In 2016, Journalist Lucy Siegle calculated that it would take H&M up to 12 years to use just 1,000 tons of clothing waste with current textile fibre recycling technology – the same amount it was then selling in just 48 hours. While taking back clothing is a step in the right direction, using the word recycling so loosely (down-cycling would be more accurate) to encourage buying more is greenwashing.
Talking vs. Doing
If a brand talks about ensuring their workers are paid at least the minimum wage in the country of manufacture, they are doing the very least that is required by law, and don’t deserve to be congratulated. It’s the law. Many countries have a minimum wage, and it is the legal lowest wage a company can pay its workers. If a company says it is paying its workers a living wage, it pays to scrutinise the fine print. Some brands define a living wage as meeting “minimum wage in country of manufacture”. Oxfam however, along with many industry organisations, define a living wage as “sufficient to afford a decent standard of living for the worker and her or his family, including food, housing, healthcare, clothing, transportation, utilities, childcare, education, discretionary money and provision for unexpected events.”
In Bangladesh, where wages are some of the lowest, the minimum wage sits at less than a third living wage levels. Using the words ‘Living Wages’ when you mean minimum wages, which keep garment workers in a cycle of poverty, counts as greenwashing.
How transparent are they, really? It’s easy to make vague claims of being ethical or environmentally friendly; it’s a lot harder to implement this across a supply chain.

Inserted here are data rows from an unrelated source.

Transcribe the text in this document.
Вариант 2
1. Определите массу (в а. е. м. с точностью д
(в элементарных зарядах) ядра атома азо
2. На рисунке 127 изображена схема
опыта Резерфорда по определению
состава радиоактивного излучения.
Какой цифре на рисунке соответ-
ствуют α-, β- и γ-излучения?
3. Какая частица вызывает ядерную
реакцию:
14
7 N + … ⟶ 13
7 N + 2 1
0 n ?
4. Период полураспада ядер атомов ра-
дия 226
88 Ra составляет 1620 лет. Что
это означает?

Ideally brands will have specific information on the kinds of materials they use, their factories and what kinds of policies and programs they have to ensure fair wages, safety and environmental protection. The amount of information brands share can be a helpful tool in determining their credibility.

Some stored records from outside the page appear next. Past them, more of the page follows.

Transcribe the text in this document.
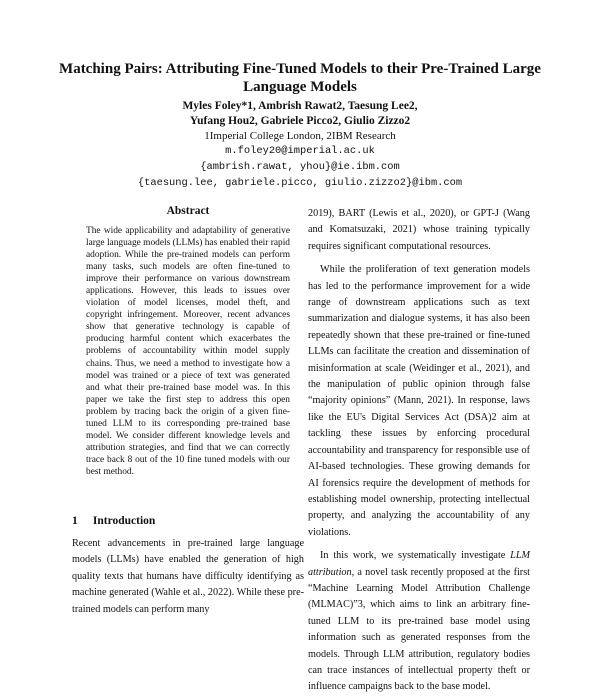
Matching Pairs: Attributing Fine-Tuned Models to their Pre-Trained Large Language Models
Myles Foley*1, Ambrish Rawat2, Taesung Lee2,
Yufang Hou2, Gabriele Picco2, Giulio Zizzo2
1Imperial College London, 2IBM Research
m.foley20@imperial.ac.uk
{ambrish.rawat, yhou}@ie.ibm.com
{taesung.lee, gabriele.picco, giulio.zizzo2}@ibm.com
Abstract
The wide applicability and adaptability of generative large language models (LLMs) has enabled their rapid adoption. While the pre-trained models can perform many tasks, such models are often fine-tuned to improve their performance on various downstream applications. However, this leads to issues over violation of model licenses, model theft, and copyright infringement. Moreover, recent advances show that generative technology is capable of producing harmful content which exacerbates the problems of accountability within model supply chains. Thus, we need a method to investigate how a model was trained or a piece of text was generated and what their pre-trained base model was. In this paper we take the first step to address this open problem by tracing back the origin of a given fine-tuned LLM to its corresponding pre-trained base model. We consider different knowledge levels and attribution strategies, and find that we can correctly trace back 8 out of the 10 fine tuned models with our best method.
1 Introduction

Recent advancements in pre-trained large language models (LLMs) have enabled the generation of high quality texts that humans have difficulty identifying as machine generated (Wahle et al., 2022). While these pre-trained models can perform many

2019), BART (Lewis et al., 2020), or GPT-J (Wang and Komatsuzaki, 2021) whose training typically requires significant computational resources.

While the proliferation of text generation models has led to the performance improvement for a wide range of downstream applications such as text summarization and dialogue systems, it has also been repeatedly shown that these pre-trained or fine-tuned LLMs can facilitate the creation and dissemination of misinformation at scale (Weidinger et al., 2021), and the manipulation of public opinion through false “majority opinions” (Mann, 2021). In response, laws like the EU's Digital Services Act (DSA)2 aim at tackling these issues by enforcing procedural accountability and transparency for responsible use of AI-based technologies. These growing demands for AI forensics require the development of methods for establishing model ownership, protecting intellectual property, and analyzing the accountability of any violations.

In this work, we systematically investigate LLM attribution, a novel task recently proposed at the first “Machine Learning Model Attribution Challenge (MLMAC)”3, which aims to link an arbitrary fine-tuned LLM to its pre-trained base model using information such as generated responses from the models. Through LLM attribution, regulatory bodies can trace instances of intellectual property theft or influence campaigns back to the base model.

The supply chain within clothing manufacturing is complicated. A brand may have employed the services on one company who then passes the work to another without the brand’s knowledge. Even brands that do give details may not be as genuine as they seem. Specificity is key. “We’re doing these specific things to reduce our impact” is a far stronger signal than the vague “we try to reduce our impact”. If the brand does not have this information readily available, do they answer your questions? If a brand doesn’t know its own supply chain, how can it claim to be ethical?

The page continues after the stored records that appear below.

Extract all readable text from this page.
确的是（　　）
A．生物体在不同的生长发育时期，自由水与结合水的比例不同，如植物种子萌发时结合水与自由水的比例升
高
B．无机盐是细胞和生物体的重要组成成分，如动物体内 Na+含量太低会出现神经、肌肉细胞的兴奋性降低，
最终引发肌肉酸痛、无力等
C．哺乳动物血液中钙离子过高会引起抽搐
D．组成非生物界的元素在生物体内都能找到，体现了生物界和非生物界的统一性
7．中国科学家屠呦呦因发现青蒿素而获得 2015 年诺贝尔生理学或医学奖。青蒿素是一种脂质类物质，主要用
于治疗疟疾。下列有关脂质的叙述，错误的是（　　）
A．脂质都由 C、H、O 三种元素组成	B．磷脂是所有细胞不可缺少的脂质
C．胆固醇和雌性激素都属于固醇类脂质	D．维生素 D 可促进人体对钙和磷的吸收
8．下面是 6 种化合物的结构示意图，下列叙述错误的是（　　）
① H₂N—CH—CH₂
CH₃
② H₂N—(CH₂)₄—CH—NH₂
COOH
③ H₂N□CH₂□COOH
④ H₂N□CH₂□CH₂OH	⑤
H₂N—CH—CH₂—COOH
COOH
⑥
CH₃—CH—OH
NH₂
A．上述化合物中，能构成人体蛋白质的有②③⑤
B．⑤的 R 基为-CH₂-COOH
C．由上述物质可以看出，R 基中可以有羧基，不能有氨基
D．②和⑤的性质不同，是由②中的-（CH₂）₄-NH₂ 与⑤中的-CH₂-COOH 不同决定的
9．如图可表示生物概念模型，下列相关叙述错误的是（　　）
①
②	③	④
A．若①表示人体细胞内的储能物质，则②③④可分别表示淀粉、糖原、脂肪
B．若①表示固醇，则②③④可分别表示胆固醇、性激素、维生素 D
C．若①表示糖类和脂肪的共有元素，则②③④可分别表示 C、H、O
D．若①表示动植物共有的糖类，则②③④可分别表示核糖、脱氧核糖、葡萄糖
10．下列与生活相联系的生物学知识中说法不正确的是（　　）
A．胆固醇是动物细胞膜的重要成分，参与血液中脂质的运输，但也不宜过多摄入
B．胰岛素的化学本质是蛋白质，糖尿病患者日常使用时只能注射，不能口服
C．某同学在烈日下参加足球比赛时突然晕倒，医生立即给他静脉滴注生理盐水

How to Avoid Greenwashing in Fashion
In a nutshell, you want to look for discrepancies between what a brand is saying and what they’re doing. It always pays to look past the marketing language designed to appeal to your emotions and ask your own questions. One of the greatest advantages we have as consumers today is the availability of information and direct access allowing us to communicate with brands.
Knowledge is power so do your research and trust your instinct. Look for claims that are backed up by standards, like GOTS certified organic and fairtrade, and avoid generic terms like sustainable and eco-friendly that lack specific meaning. Seek out fashion brands that are looking beyond the most easily achievable and easily marketable sustainability issues, and tackling the complex and challenging issues deep in their supply chains.
It is likely that no brand will be perfect, but check for the areas that resonate with your own ethos – start from what your main concerns are and then tick off as many requirements that are meaningful to you, whether it be vegan, workers’ rights or environmental impact. Meanwhile, we will continue to hunt down the brands that are doing better, so you have a choice.